Now comes the crucial part. We could just ask in the chat box at the bottom something like “Write PRD” and that’s it. But we want to do it right and provide clear, detailed instructions, and that requires some quick engineering, namely getting the newborn AI to prioritize what we want our PRD to reflect: prioritizing user problems over random ideas generated by the team (without completely neglecting them). Here’s a well-made prompt that works:
I am a product manager at FloraFriend. Based solely on these sources, prepare a draft PRD.
Key Limitations:
1. Prioritize features that address the issues mentioned in interview_transcript_matt.txt.
2. Rule out any brainstorming ideas that don’t directly address the user’s problem.
3. Structure the output using the following headings: problem statement, core features, non-functional requirements (UI/UX), and success metrics.
Try adapting this prompt to your own business problem or operate case. Once submitted, chances are you’ll receive a nice and spotless PRD with key sections such as problem statement, core features, non-functional requirements (UI/UX), success metrics, and so on.
Interestingly, the PRD contains what look like numeric quotes that you can hover over. If you do this, you will see the source pop up (one of the source files):

Before you accept the first PRD as is, remember that the first version is rarely perfect. Continue the conversation to gradually refine it, e.g. if you notice the monetization section is missing, ask: “Based on competitor_research_notes.txt, what monetization models are our competitors using and what should we avoid?Then manually check the results, make sure they’re consistent with the rest of the first draft of the PRD, and incorporate your key monetization insights, either manually or by asking NotebookLM’s AI to do so – if you choose the latter, always check what you’ll get before blindly committing to it. Remember: artificial intelligence can make mistakes!
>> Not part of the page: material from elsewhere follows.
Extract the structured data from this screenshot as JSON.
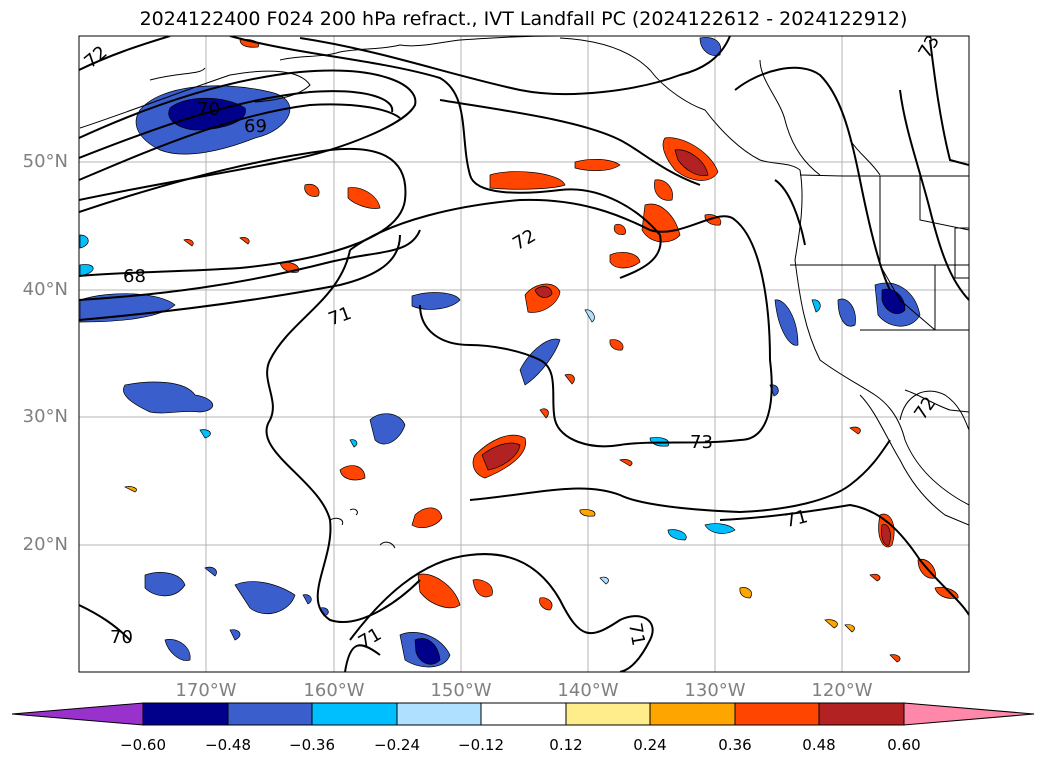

This is the icing on the cake Sound review section on the right panel (Studio). By clicking on it, you will generate an audio overview of the information contained in the source files. This is a great way to absorb information when reading may be less attractive, such as during your daily commute to work.
# Next steps
This article demonstrates NotebookLM’s ability to generate well-established PRD specifications from raw, messy documents in minutes using very basic steps. Therefore, a valuable next step can be taken Google antigravity to turn the PRD specification into a functional software prototype.
Ivan Palomares Carrascosa is a thought leader, writer, speaker and advisor in the fields of Artificial Intelligence, Machine Learning, Deep Learning and LLM. Trains and advises others on the operate of artificial intelligence in the real world.